To say the rest of the sale was anticlimactic was both unfair and true. There was a clearing out effect after the sale of the 1804 Dollar and scattered vacancies were visible throughout the room. Many more astounding rarities, including the world class Morgan Dollar set, would cross the podium before the night was out. Jack Lee bought the incredible gem 1889-CC Morgan Dollar for his set at a cost of $462,000.00, a virtually perfect 1891-CC Morgan (a relatively common CC Morgan Dollar) sold for $121,000.00 and a superb 1895-0 gem Morgan fetched $253,000.00. The Trade Dollar set, equally remarkable in it’s own right, was highlighted by the fabulous gem 1 885 example, purchased by Jay Parrino for about a hundred thousand dollars less than my pre-sale guess of a million dollars (a bargain !).

Ultimately, Larry and I would like to have purchased many more of these treasures. And it was neither from lack of effort or desire that we didn’t. We had committed to ourselves before the sale that we were not going to get caught up in the excitement of the moment, and exceed our thoughtfully calculated bids. Consequently, we ended up being the under bidders on many of the dollar rarities. We did manage, however, to buy our 1883-S gem Morgan Dollar for $137,500.00.
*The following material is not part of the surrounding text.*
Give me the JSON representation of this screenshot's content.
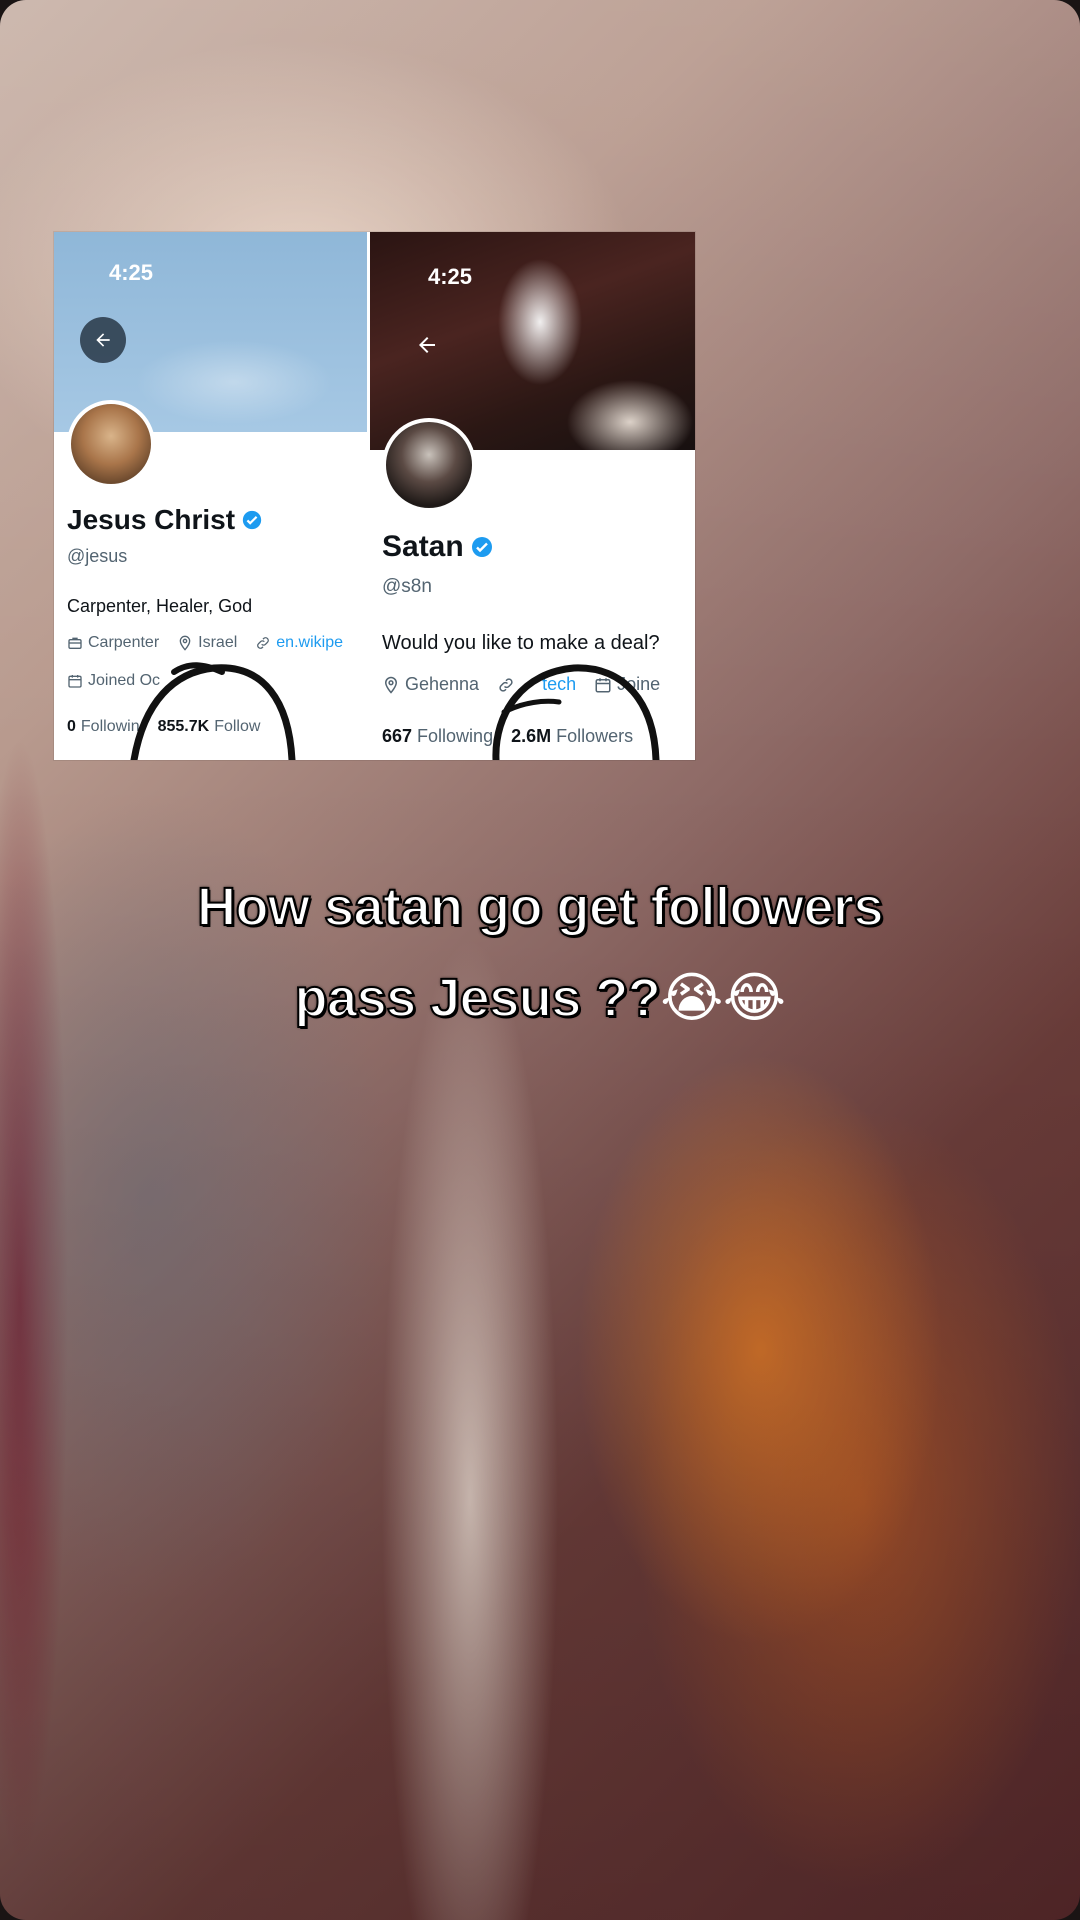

The first question I was asked after the sale was, “Did you get a lot of good deals?” It’s hard to conclude if we profited from the sale monetarily. The coins have only recently been submitted to the grading services for attribution and grades, so the jury is still out on that question. But, as far as the experience itself, this was a numismatic event of epic proportion. What I remember about this sale cannot be quantified into dollars and cents. Furthermore, these memories will always be with me as long as I’m associated with this hobby we know as numismatics. And, from that standpoint, this sale was priceless!